By First Light Studio Ltd
The brief was clear: not another box!
“The clients felt that the current Christchurch vernacular was quite a strong one but not one that particularly compelled them. The desire was to create a unique building very different to the standard rectilinear rebuilds increasingly dotting the Christchurch suburban landscape—they wanted to create a piece of sculpture,” says Nicholas Officer, Director at First Light Studio.
“The clients also wanted a property that offered more space for family and friends to visit and stay—a house for people to come back to.”
This is the fifth project on which First Light and their clients have collaborated, the previous projects being a mix of residential and commercial jobs, including the rebuild of an earthquake-damaged home.
“The clients are, themselves, involved in the industry and are people who respect design and what the architect brings to the process. Even so, this was quite a challenging project for us as a practice, as we’re usually quite pragmatic in our approach.

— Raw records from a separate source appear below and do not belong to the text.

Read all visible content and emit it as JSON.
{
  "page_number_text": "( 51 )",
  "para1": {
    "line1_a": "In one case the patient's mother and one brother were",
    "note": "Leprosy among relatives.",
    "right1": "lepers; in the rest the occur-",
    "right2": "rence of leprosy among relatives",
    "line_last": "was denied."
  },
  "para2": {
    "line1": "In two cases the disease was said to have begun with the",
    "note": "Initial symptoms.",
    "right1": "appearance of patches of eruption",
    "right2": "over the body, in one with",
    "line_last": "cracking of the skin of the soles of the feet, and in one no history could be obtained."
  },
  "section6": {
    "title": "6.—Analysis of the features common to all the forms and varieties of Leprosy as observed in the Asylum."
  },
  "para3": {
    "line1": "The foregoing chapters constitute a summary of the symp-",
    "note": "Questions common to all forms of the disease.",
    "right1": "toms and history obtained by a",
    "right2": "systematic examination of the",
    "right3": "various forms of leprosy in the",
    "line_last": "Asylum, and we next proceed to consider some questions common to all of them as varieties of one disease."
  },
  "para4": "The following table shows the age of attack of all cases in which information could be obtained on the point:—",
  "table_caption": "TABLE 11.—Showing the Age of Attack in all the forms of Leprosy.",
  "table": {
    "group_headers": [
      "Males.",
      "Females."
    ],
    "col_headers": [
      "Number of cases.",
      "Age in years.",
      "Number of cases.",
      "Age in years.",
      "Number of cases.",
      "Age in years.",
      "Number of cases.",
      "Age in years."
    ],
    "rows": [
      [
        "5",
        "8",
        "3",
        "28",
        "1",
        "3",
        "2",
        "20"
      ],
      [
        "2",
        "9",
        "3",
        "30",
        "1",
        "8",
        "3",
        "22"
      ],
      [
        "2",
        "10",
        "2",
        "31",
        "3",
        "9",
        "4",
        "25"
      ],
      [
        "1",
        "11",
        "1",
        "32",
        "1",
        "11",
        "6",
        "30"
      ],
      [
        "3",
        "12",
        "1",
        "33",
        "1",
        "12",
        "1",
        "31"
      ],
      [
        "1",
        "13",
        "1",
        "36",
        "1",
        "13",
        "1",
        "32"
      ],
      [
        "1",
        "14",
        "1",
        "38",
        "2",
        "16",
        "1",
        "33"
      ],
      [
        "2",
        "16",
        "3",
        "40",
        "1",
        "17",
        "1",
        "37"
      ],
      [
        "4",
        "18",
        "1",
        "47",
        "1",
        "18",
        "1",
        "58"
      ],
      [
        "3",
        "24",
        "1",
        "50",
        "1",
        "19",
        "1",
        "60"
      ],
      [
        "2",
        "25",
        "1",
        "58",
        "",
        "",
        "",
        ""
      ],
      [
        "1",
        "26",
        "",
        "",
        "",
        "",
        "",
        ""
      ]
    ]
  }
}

“We presented 12 designs, which were refined over a number of iterations before settling on ‘Shark House’. Our designs are usually site-responsive, ie: we design for solar gain/mitigation, shelter from prevailing winds, views, access and privacy. With this house, we designed for all of those things as well as for the clients’ desire for something sculptural.”

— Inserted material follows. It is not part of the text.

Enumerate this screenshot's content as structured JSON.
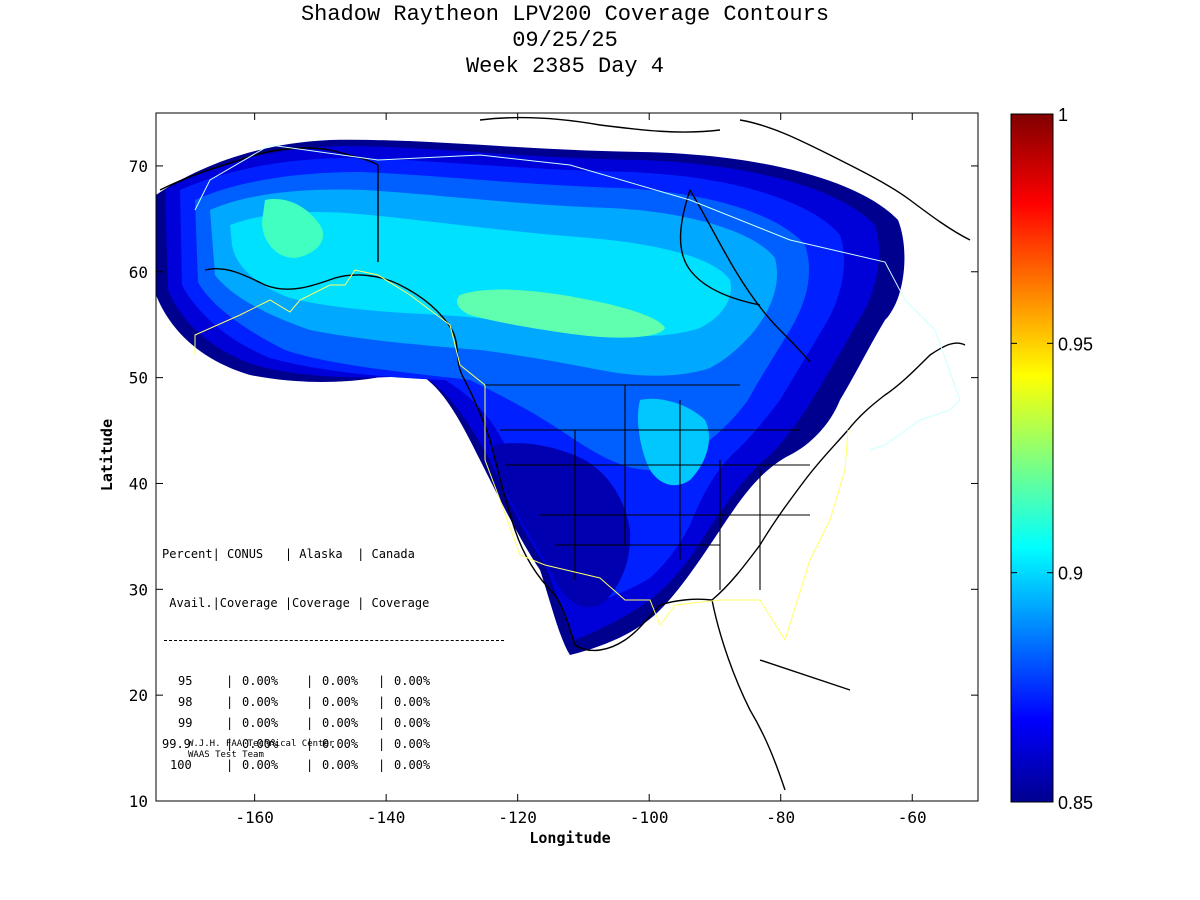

The resulting building is bold, confident and far from anything remotely resembling a box. ‘The Shark’, as it has colloquially come to be known, inhabits the site, in an almost rhythmically fluid sense as angular planes and crisp lines overlap and converge, twisting around the facade as if the building is forever in motion.
“We have drawn inspiration from the clients’ love of European supercars—particularly Maseratis—for the form and materiality, creating an interplay that, like its vehicular muse, seamlessly merges materials into one another without breaking the form or flow.

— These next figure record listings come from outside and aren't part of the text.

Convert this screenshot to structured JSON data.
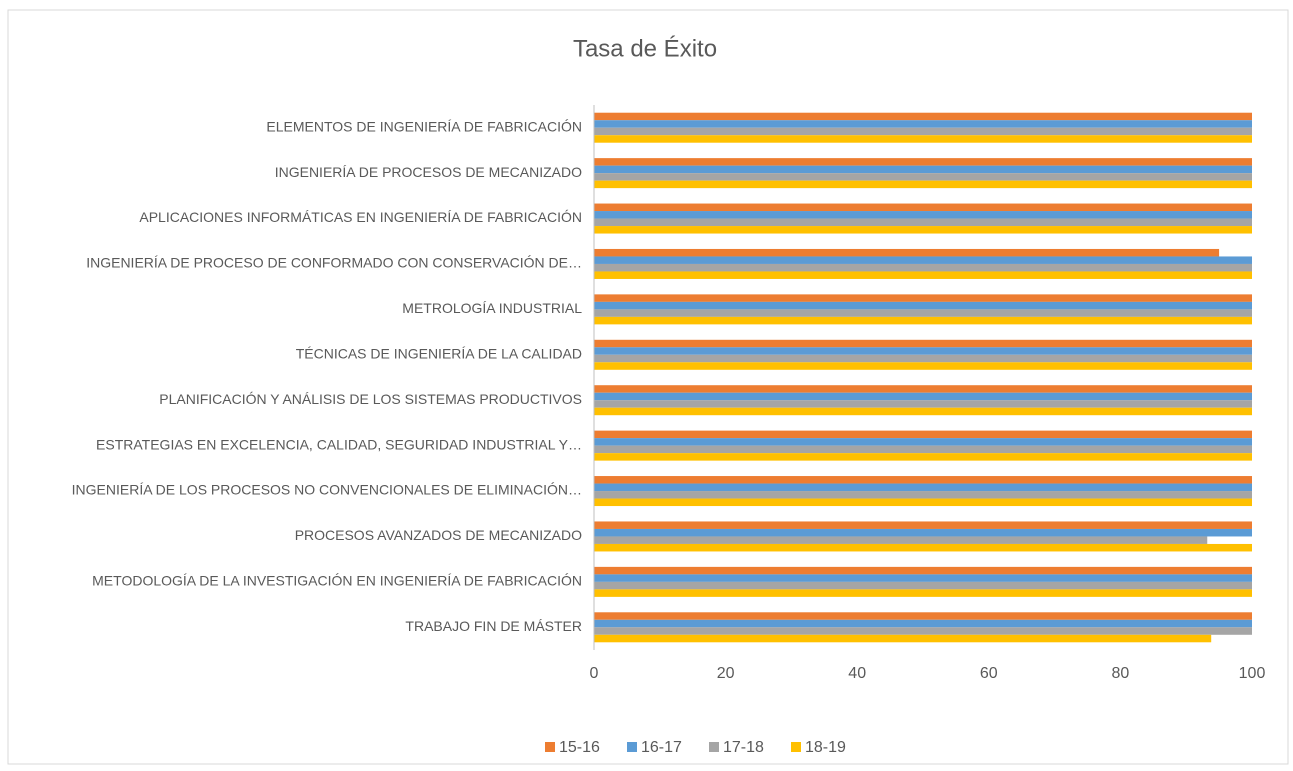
{
  "chart_data": {
    "type": "bar",
    "orientation": "horizontal",
    "title": "Tasa de Éxito",
    "categories": [
      "ELEMENTOS DE INGENIERÍA DE FABRICACIÓN",
      "INGENIERÍA DE PROCESOS DE MECANIZADO",
      "APLICACIONES INFORMÁTICAS EN INGENIERÍA DE FABRICACIÓN",
      "INGENIERÍA DE PROCESO DE CONFORMADO CON CONSERVACIÓN DE…",
      "METROLOGÍA INDUSTRIAL",
      "TÉCNICAS DE INGENIERÍA DE LA CALIDAD",
      "PLANIFICACIÓN Y ANÁLISIS DE LOS SISTEMAS PRODUCTIVOS",
      "ESTRATEGIAS EN EXCELENCIA, CALIDAD, SEGURIDAD INDUSTRIAL Y…",
      "INGENIERÍA DE LOS PROCESOS NO CONVENCIONALES DE ELIMINACIÓN…",
      "PROCESOS AVANZADOS DE MECANIZADO",
      "METODOLOGÍA DE LA INVESTIGACIÓN EN INGENIERÍA DE FABRICACIÓN",
      "TRABAJO FIN DE MÁSTER"
    ],
    "series": [
      {
        "name": "15-16",
        "color": "#ED7D31",
        "values": [
          100,
          100,
          100,
          95,
          100,
          100,
          100,
          100,
          100,
          100,
          100,
          100
        ]
      },
      {
        "name": "16-17",
        "color": "#5B9BD5",
        "values": [
          100,
          100,
          100,
          100,
          100,
          100,
          100,
          100,
          100,
          100,
          100,
          100
        ]
      },
      {
        "name": "17-18",
        "color": "#A5A5A5",
        "values": [
          100,
          100,
          100,
          100,
          100,
          100,
          100,
          100,
          100,
          93.2,
          100,
          100
        ]
      },
      {
        "name": "18-19",
        "color": "#FFC000",
        "values": [
          100,
          100,
          100,
          100,
          100,
          100,
          100,
          100,
          100,
          100,
          100,
          93.8
        ]
      }
    ],
    "xlim": [
      0,
      100
    ],
    "xticks": [
      0,
      20,
      40,
      60,
      80,
      100
    ],
    "grid": false,
    "legend": "bottom"
  }
}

“No surface is perpendicular to any other yet this doesn’t seem haphazard, rather the offset faces and acute edges of seamed steel come together with engineered precision. A rich timber ‘grill’ wraps around the second-floor facade, serving to both soften the steel’s austerity and moderate solar gain over the course of the day.”
Inside, the material palette of timber and steel is augmented with a textural concrete core, which reveals the timber grain of its formwork, complementing and contrasting the timber soffits and ceilings. Strip LED lighting has been incorporated into the ceilings in a random pattern that heightens the theme of movement.
Programmatically, the public and private spaces have been divided along a horizontal axis with public spaces inhabiting the lower level and private, the upper level. Living areas are north-facing and span east to west—to capture all-day sun—and flow out onto lawned areas. Service functions have been placed along the southern boundary.
“We’ve taken a ‘first principles’ approach regarding ESD considerations—using the site to its maximum potential; incorporating passive screening etc.—and then augmented this with a number of mechanical devices such as solar panels and central heating. Further to this, we’ve ensured that the owners can ‘age in place’ by concealing a lift behind the board-formed concrete walls, minimising any issues to do with access.
“The project has been a real success in terms of arresting people’s attention, both here and internationally and I am proud to say it meets its brief and then some. It is a house of dualities: its entirely static construction of solid surfaces manages to achieve a dynamic fluidity, sculpted inside and out—presenting a hard and durable outer skin combined with an interior that is warm, comfortable, relaxed and inviting—much like the high-performance machines that have inspired it.”